The new regulations don’t exclusively concentrate on remuneration. They also highlight other aspects, such as beneficial ownership and enhancing the simplicity of conducting business by eliminating “excessive bureaucracy” and making the rules clear, user-friendly, aligned with well-settled principles, and not overly oppressive for business operations.
The Aim of the Companies Amendment Bill
- Introduce specific definitions and modify the definition of “securities”.
- Clarify the timing of when an Amendment Notice of a Memorandum of Incorporation becomes effective.
- Stipulate that the Commission should publish a notice of the location of a company’s records.
- Distinguish situations where access to a company’s records may be restricted.
- Stipulate the creation, presentation, and voting procedures for companies’ remuneration policies and directors’ compensation reports.

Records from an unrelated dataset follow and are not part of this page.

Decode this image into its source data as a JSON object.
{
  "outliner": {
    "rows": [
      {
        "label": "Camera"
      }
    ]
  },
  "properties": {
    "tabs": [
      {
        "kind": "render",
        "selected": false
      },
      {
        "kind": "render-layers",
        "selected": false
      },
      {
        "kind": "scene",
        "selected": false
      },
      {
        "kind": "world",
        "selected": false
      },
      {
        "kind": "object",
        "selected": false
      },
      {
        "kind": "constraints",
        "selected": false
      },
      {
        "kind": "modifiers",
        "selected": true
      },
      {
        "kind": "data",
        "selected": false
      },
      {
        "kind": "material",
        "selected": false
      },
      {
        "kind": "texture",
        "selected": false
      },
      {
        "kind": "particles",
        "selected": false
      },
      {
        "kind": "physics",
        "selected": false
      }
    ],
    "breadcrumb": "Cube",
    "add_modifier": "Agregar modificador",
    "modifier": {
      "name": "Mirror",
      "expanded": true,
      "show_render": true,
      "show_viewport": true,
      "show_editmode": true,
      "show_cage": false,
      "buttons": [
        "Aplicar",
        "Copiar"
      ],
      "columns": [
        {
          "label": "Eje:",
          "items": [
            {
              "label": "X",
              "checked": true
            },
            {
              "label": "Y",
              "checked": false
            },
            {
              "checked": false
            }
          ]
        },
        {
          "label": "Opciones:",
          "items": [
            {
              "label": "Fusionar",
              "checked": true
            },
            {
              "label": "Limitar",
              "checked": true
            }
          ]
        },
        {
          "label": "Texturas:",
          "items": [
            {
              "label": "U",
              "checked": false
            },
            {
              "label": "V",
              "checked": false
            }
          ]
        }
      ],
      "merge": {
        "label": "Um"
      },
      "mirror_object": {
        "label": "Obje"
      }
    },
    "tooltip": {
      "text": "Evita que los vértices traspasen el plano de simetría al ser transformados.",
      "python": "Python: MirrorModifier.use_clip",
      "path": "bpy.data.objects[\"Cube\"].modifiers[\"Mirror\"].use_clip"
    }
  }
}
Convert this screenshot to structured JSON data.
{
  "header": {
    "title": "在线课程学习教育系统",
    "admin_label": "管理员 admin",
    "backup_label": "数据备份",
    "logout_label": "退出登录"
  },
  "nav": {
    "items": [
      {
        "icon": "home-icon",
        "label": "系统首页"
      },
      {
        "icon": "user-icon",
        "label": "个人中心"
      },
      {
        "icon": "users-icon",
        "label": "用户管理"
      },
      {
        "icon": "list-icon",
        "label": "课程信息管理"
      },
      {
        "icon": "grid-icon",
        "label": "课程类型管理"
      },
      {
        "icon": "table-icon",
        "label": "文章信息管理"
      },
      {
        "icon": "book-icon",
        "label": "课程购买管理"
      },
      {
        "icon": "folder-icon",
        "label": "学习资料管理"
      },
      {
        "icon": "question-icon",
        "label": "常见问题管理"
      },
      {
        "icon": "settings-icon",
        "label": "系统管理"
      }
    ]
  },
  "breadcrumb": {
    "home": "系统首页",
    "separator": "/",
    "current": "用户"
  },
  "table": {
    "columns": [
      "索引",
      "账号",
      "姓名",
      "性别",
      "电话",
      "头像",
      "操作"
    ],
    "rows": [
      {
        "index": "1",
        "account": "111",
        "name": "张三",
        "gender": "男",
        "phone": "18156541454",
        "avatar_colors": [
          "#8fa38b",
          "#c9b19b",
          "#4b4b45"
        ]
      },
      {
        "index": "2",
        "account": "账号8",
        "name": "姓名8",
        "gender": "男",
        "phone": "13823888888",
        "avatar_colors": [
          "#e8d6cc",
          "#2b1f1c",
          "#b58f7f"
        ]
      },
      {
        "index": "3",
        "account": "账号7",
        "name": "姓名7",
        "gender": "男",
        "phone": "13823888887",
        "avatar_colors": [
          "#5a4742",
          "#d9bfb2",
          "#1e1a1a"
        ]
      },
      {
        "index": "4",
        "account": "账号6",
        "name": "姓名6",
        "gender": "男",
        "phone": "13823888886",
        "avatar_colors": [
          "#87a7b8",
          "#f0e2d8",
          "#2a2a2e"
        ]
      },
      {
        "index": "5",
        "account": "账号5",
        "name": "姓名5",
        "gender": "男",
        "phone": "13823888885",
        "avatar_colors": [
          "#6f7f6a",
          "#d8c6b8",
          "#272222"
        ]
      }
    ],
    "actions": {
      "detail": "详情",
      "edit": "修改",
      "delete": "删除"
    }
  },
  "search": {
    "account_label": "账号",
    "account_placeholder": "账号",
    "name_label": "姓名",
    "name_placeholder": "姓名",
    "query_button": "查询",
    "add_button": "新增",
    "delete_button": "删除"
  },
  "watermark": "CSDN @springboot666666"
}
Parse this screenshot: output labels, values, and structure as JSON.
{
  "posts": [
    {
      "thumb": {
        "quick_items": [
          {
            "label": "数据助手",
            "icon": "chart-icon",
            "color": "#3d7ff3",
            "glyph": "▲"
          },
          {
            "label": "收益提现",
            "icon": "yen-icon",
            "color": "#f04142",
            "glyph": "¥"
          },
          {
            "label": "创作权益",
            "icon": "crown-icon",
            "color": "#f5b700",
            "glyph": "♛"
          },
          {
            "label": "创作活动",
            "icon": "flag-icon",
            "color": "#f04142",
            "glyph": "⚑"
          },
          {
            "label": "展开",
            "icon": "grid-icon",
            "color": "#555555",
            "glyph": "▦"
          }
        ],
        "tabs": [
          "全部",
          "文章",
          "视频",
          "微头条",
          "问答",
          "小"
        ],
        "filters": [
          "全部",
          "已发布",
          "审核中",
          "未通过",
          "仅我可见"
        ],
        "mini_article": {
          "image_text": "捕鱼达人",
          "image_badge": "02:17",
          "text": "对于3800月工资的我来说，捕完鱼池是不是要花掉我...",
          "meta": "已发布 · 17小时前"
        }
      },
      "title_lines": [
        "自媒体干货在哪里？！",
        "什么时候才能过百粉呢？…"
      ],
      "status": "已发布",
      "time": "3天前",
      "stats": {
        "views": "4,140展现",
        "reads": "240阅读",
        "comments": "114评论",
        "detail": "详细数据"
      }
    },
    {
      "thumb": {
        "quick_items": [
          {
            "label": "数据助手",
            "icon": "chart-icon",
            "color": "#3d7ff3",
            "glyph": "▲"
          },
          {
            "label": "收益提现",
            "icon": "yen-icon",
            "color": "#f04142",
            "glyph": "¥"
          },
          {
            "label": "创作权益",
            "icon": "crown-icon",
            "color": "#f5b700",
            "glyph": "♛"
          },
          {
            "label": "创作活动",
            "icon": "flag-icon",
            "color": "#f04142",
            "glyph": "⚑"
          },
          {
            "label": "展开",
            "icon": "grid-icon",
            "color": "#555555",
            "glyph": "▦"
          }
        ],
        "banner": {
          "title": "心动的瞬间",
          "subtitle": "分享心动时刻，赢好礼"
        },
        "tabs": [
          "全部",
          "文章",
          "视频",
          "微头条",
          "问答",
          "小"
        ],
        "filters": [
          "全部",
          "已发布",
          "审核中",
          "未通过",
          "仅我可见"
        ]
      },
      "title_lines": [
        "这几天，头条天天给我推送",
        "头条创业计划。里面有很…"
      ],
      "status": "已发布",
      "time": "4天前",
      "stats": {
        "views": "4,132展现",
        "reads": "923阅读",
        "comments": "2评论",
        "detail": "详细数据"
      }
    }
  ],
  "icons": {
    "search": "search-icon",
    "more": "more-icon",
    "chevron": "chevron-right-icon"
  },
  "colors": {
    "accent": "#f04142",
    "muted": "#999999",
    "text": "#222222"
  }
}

- Establish guidelines for the submission request of an annual financial statement copy.
- Grant the court legal authority to confirm the irregular creation, allotment, or issuance of shares.
- Specify that shares which have not been fully paid should be transferred to a stakeholder and managed according to a stakeholder agreement.
- Exempt subsidiary companies from obligations related to financial assistance.
- Establish scenarios where special resolution is required for a company’s acquisition of its own shares.
- Stipulate that a social and ethics committee report should be presented at public company’s annual general meetings.
- Define the conditions under which a private company will be considered regulated.
- Stipulate the publication of the application for exemption from the requirement to form a social and ethics committee.
- Outline the structure of the social and ethics committee.
- Establish guidelines for creating a social and ethics committee report to be presented at the annual general meeting or shareholders meeting.
- In the case of a private company, personal liability company, or non-profit company, provide for selecting an auditor at a shareholders’ meeting if such appointment is mandated.
- Broaden the definition of an “employee share scheme” to encompass scenarios where company shares are purchased.
- Establish provisions for post-commencement finance for unsettled amounts owed to landlords during business rescue proceedings.
- Allow the Commission to replace a disputed company name under specific conditions.
- Stipulate that the Companies Tribunal can only mediate, conciliate, and arbitrate in relation to relief or complaints as per the Act.
- Provide guidelines for declarations that the Financial Reporting Standards Council may issue.
By initiating these amendments, the government is laying out a strategic plan to appeal to and draw in foreign and domestic investors. This is essential to gain the capital needed for businesses to expand and thrive, boosting economic growth.